The program mixed classical miniatures by the likes of Scarlatti, Tchaikovsky and J.S. Bach with original compositions and improvisations. While the "classical" pieces were dispatched with beauty and an impressive range of expression, it was the pair's original material that delivered the transcendent moments.


Meyer is becoming a major player in the world of classical composition, and one of his primary strengths is in creating music that is well crafted and challenging, yet instantly appealing, which also describes Fleck's writing. The duo revisited numbers from prior collaborations, but more recent pieces, several untitled, displayed a deepening sense of focus and wider range of techniques.


One that did have a title, Meyer's "Pile Up," straddled quirky humor with invigorating improvising, providing one of the high points. The title, incidentally, comes from a joke in the series of children's books, "Captain Underpants." In the realm of "serious" composition, that must be a first.
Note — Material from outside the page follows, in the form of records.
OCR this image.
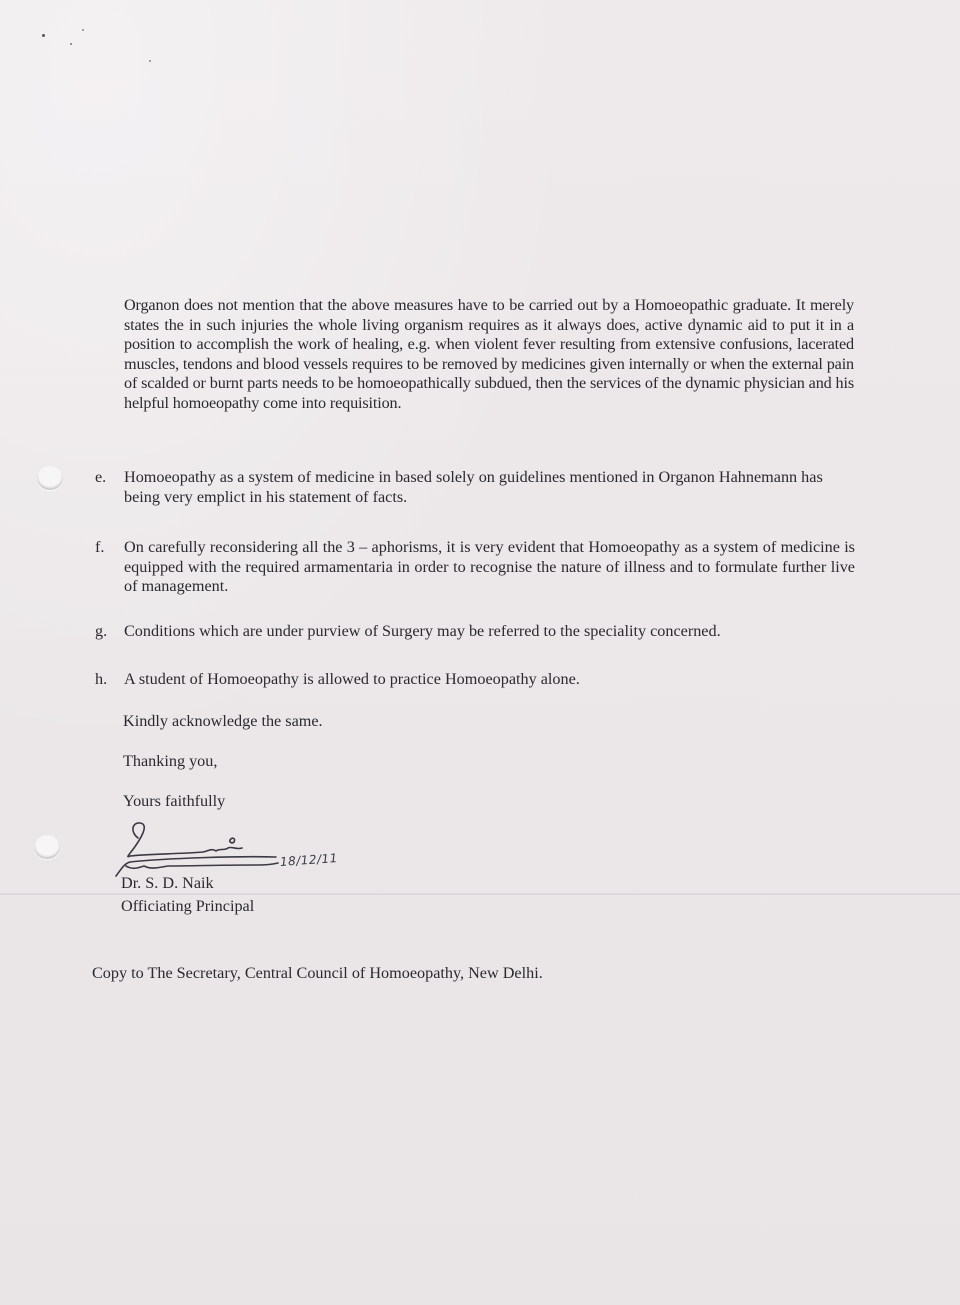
Organon does not mention that the above measures have to be carried out by a Homoeopathic graduate. It merely states the in such injuries the whole living organism requires as it always does, active dynamic aid to put it in a position to accomplish the work of healing, e.g. when violent fever resulting from extensive confusions, lacerated muscles, tendons and blood vessels requires to be removed by medicines given internally or when the external pain of scalded or burnt parts needs to be homoeopathically subdued, then the services of the dynamic physician and his helpful homoeopathy come into requisition.
e.	Homoeopathy as a system of medicine in based solely on guidelines mentioned in Organon Hahnemann has being very emplict in his statement of facts.
f.	On carefully reconsidering all the 3 – aphorisms, it is very evident that Homoeopathy as a system of medicine is equipped with the required armamentaria in order to recognise the nature of illness and to formulate further live of management.
g.	Conditions which are under purview of Surgery may be referred to the speciality concerned.
h.	A student of Homoeopathy is allowed to practice Homoeopathy alone.
Kindly acknowledge the same.
Thanking you,
Yours faithfully
18/12/11
Dr. S. D. Naik
Officiating Principal
Copy to The Secretary, Central Council of Homoeopathy, New Delhi.
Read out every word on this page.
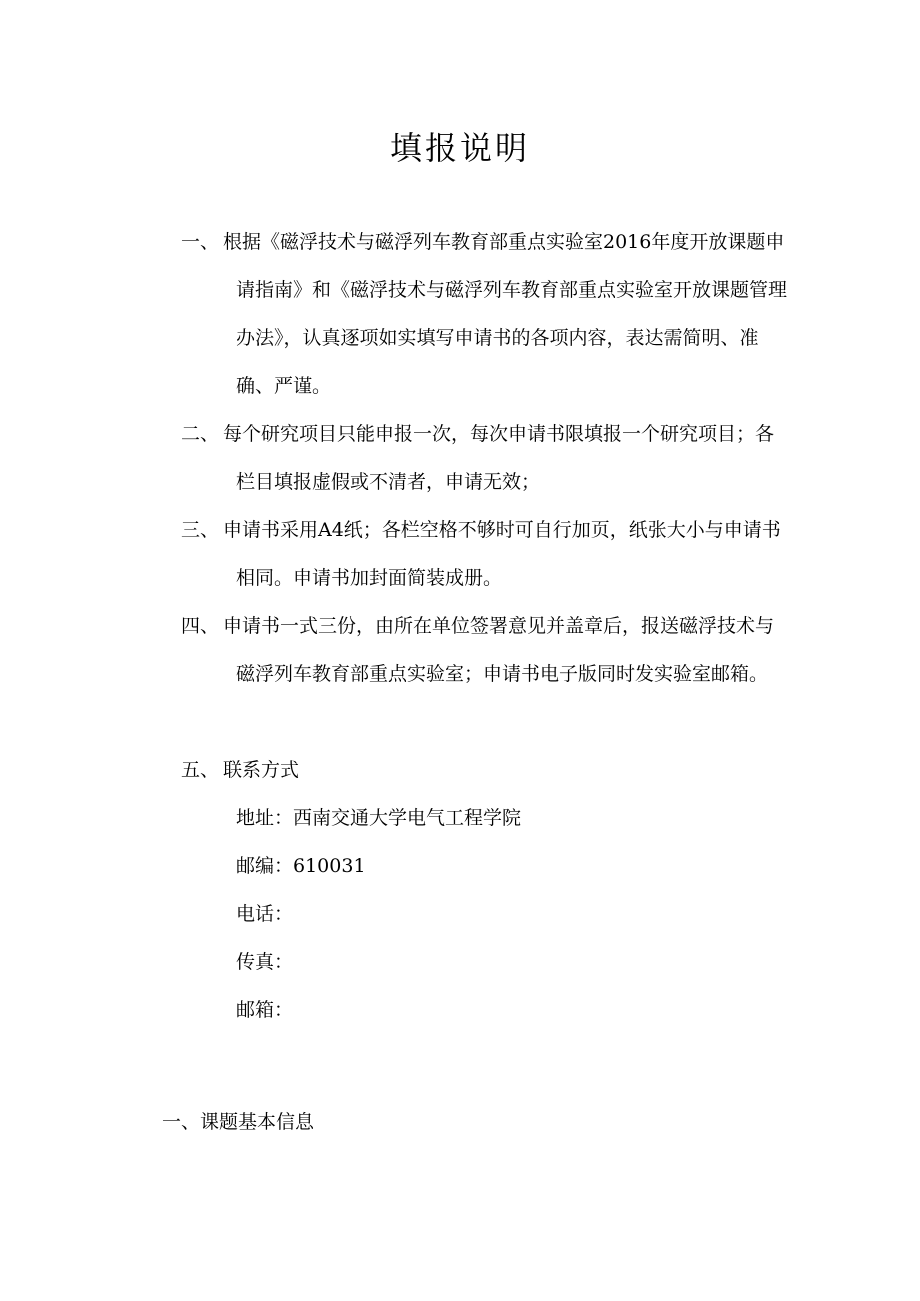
填报说明
一、 根据《磁浮技术与磁浮列车教育部重点实验室2016年度开放课题申请指南》和《磁浮技术与磁浮列车教育部重点实验室开放课题管理办法》，认真逐项如实填写申请书的各项内容，表达需简明、准确、严谨。
二、 每个研究项目只能申报一次，每次申请书限填报一个研究项目；各栏目填报虚假或不清者，申请无效；
三、 申请书采用A4纸；各栏空格不够时可自行加页，纸张大小与申请书相同。申请书加封面简装成册。
四、 申请书一式三份，由所在单位签署意见并盖章后，报送磁浮技术与磁浮列车教育部重点实验室；申请书电子版同时发实验室邮箱。
五、 联系方式
地址：西南交通大学电气工程学院
邮编：610031
电话：
传真：
邮箱：
一、课题基本信息
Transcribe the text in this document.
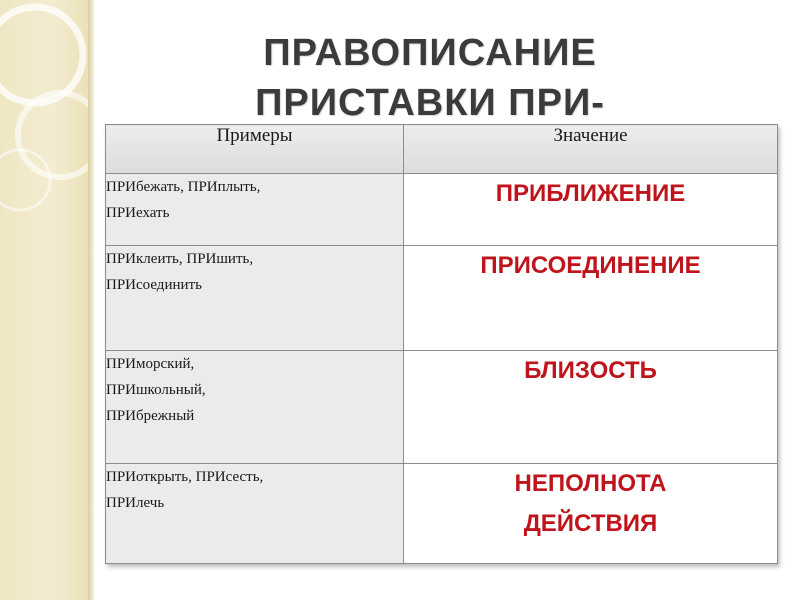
ПРАВОПИСАНИЕ
ПРИСТАВКИ ПРИ-
Примеры	Значение

ПРИбежать, ПРИплыть,
ПРИехать	ПРИБЛИЖЕНИЕ

ПРИклеить, ПРИшить,
ПРИсоединить	ПРИСОЕДИНЕНИЕ

ПРИморский,
ПРИшкольный,
ПРИбрежный	БЛИЗОСТЬ

ПРИоткрыть, ПРИсесть,
ПРИлечь	НЕПОЛНОТА
ДЕЙСТВИЯ
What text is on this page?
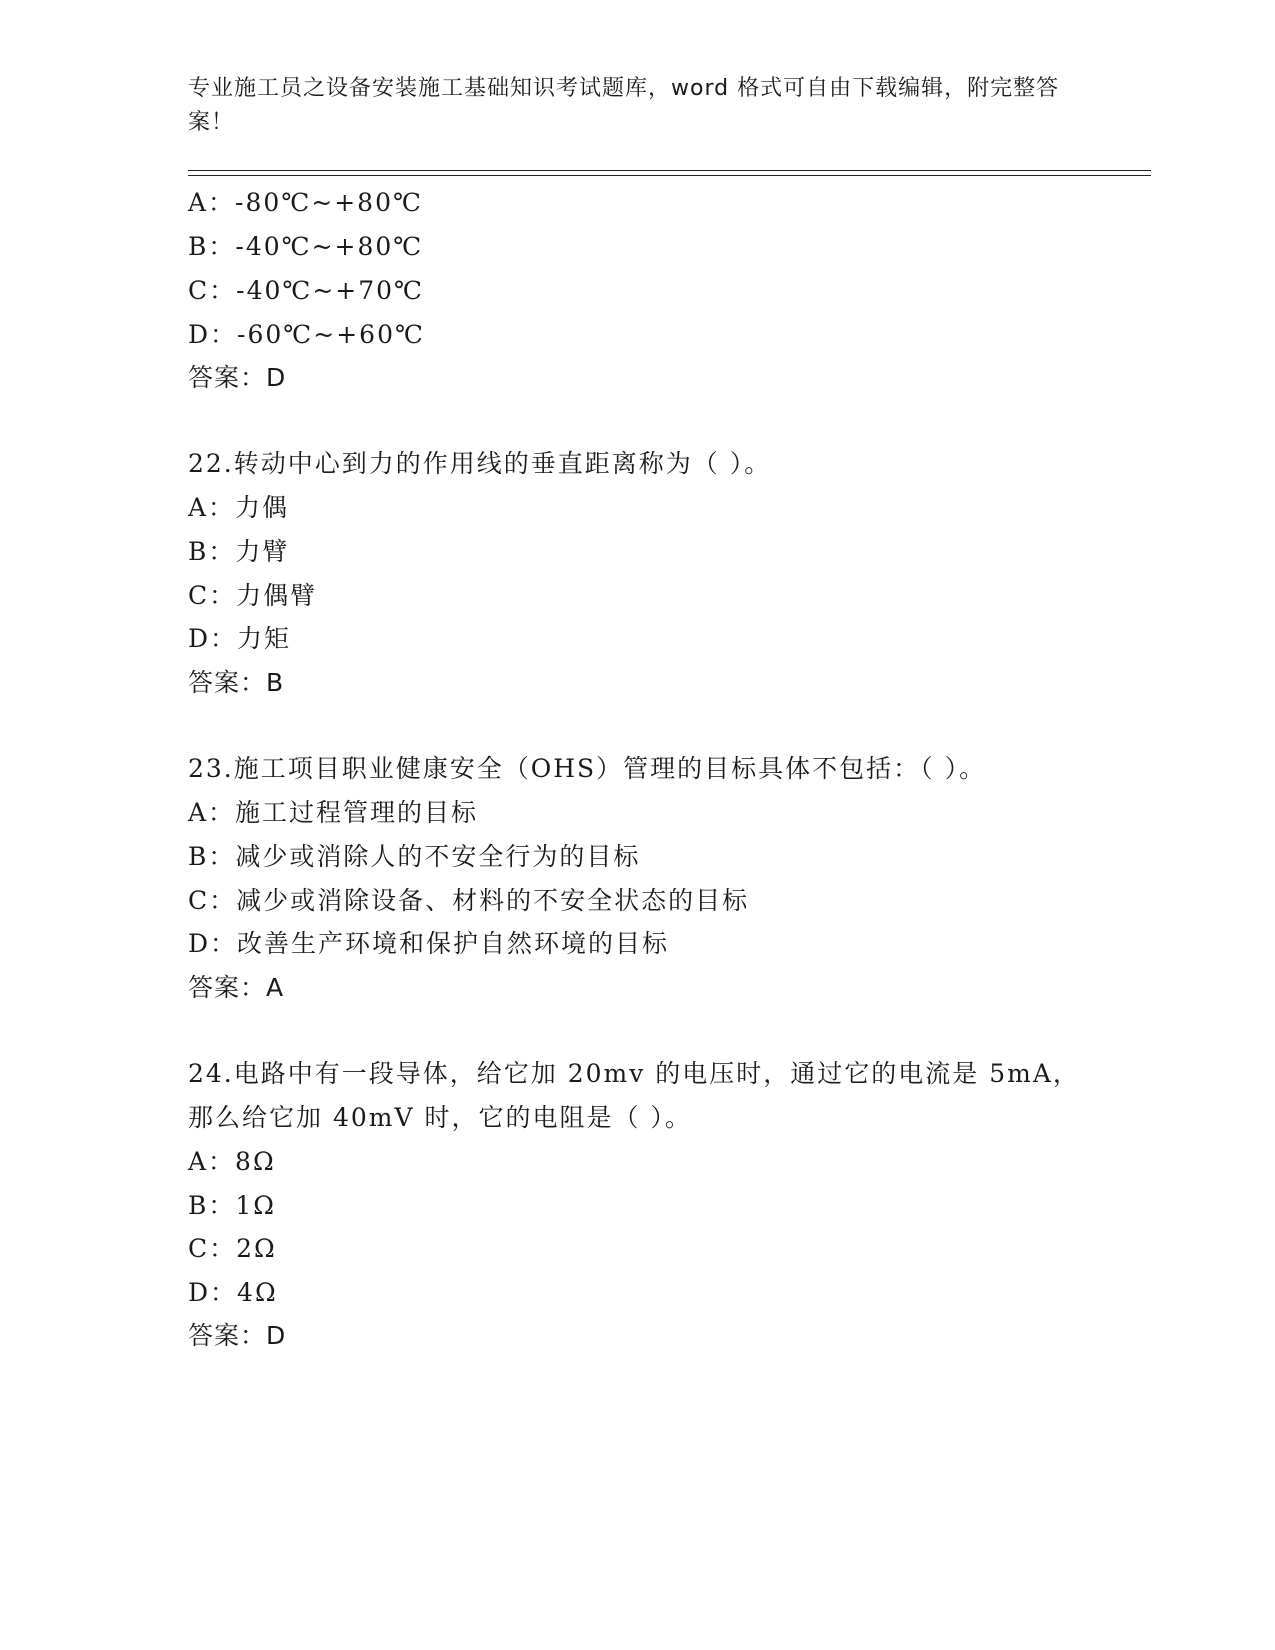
专业施工员之设备安装施工基础知识考试题库，word 格式可自由下载编辑，附完整答案！
A：-80℃~+80℃
B：-40℃~+80℃
C：-40℃~+70℃
D：-60℃~+60℃
答案：D
22.转动中心到力的作用线的垂直距离称为（ ）。
A：力偶
B：力臂
C：力偶臂
D：力矩
答案：B
23.施工项目职业健康安全（OHS）管理的目标具体不包括：（ ）。
A：施工过程管理的目标
B：减少或消除人的不安全行为的目标
C：减少或消除设备、材料的不安全状态的目标
D：改善生产环境和保护自然环境的目标
答案：A
24.电路中有一段导体，给它加 20mv 的电压时，通过它的电流是 5mA，
那么给它加 40mV 时，它的电阻是（ ）。
A：8Ω
B：1Ω
C：2Ω
D：4Ω
答案：D
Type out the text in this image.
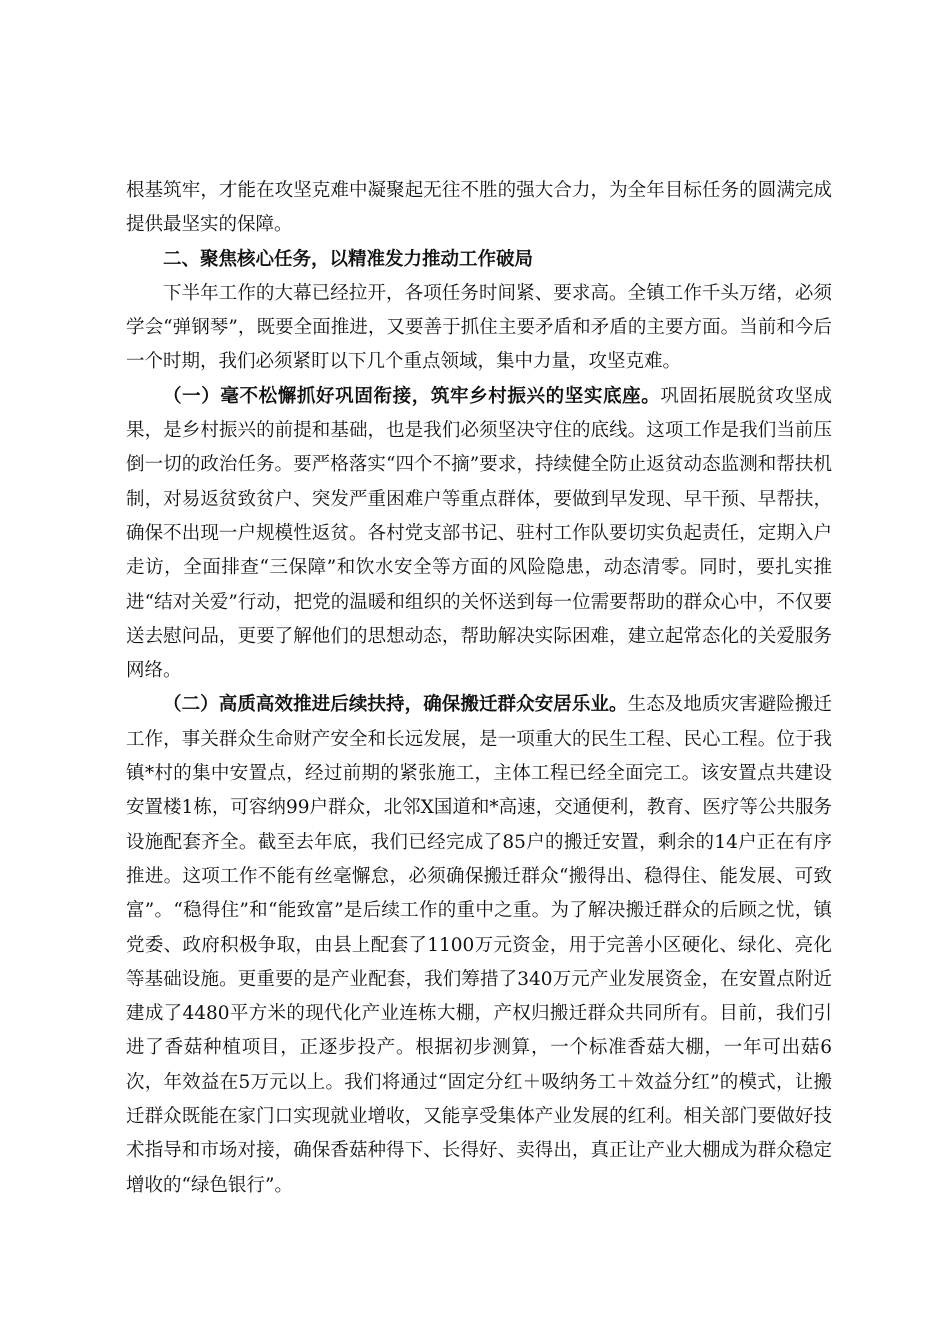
根基筑牢，才能在攻坚克难中凝聚起无往不胜的强大合力，为全年目标任务的圆满完成提供最坚实的保障。

二、聚焦核心任务，以精准发力推动工作破局

下半年工作的大幕已经拉开，各项任务时间紧、要求高。全镇工作千头万绪，必须学会“弹钢琴”，既要全面推进，又要善于抓住主要矛盾和矛盾的主要方面。当前和今后一个时期，我们必须紧盯以下几个重点领域，集中力量，攻坚克难。

（一）毫不松懈抓好巩固衔接，筑牢乡村振兴的坚实底座。巩固拓展脱贫攻坚成果，是乡村振兴的前提和基础，也是我们必须坚决守住的底线。这项工作是我们当前压倒一切的政治任务。要严格落实“四个不摘”要求，持续健全防止返贫动态监测和帮扶机制，对易返贫致贫户、突发严重困难户等重点群体，要做到早发现、早干预、早帮扶，确保不出现一户规模性返贫。各村党支部书记、驻村工作队要切实负起责任，定期入户走访，全面排查“三保障”和饮水安全等方面的风险隐患，动态清零。同时，要扎实推进“结对关爱”行动，把党的温暖和组织的关怀送到每一位需要帮助的群众心中，不仅要送去慰问品，更要了解他们的思想动态，帮助解决实际困难，建立起常态化的关爱服务网络。

（二）高质高效推进后续扶持，确保搬迁群众安居乐业。生态及地质灾害避险搬迁工作，事关群众生命财产安全和长远发展，是一项重大的民生工程、民心工程。位于我镇*村的集中安置点，经过前期的紧张施工，主体工程已经全面完工。该安置点共建设安置楼1栋，可容纳99户群众，北邻X国道和*高速，交通便利，教育、医疗等公共服务设施配套齐全。截至去年底，我们已经完成了85户的搬迁安置，剩余的14户正在有序推进。这项工作不能有丝毫懈怠，必须确保搬迁群众“搬得出、稳得住、能发展、可致富”。“稳得住”和“能致富”是后续工作的重中之重。为了解决搬迁群众的后顾之忧，镇党委、政府积极争取，由县上配套了1100万元资金，用于完善小区硬化、绿化、亮化等基础设施。更重要的是产业配套，我们筹措了340万元产业发展资金，在安置点附近建成了4480平方米的现代化产业连栋大棚，产权归搬迁群众共同所有。目前，我们引进了香菇种植项目，正逐步投产。根据初步测算，一个标准香菇大棚，一年可出菇6次，年效益在5万元以上。我们将通过“固定分红＋吸纳务工＋效益分红”的模式，让搬迁群众既能在家门口实现就业增收，又能享受集体产业发展的红利。相关部门要做好技术指导和市场对接，确保香菇种得下、长得好、卖得出，真正让产业大棚成为群众稳定增收的“绿色银行”。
Perhaps the most revealing sequence came with Fleck's unaccompanied piece, or more accurately, medley. The nearly full house would have been forgiven for assuming his ingenious embellishments on "The Star-Spangled Banner" would lead into further patriotic tunes, but Fleck followed the tribute to America with music by bluegrass icon Earl Scruggs before moving into yet more Bach. That the collection of disparate themes and styles melded into a unified whole reflected Fleck's brilliance, his mind able to hear connections otherwise unimagined.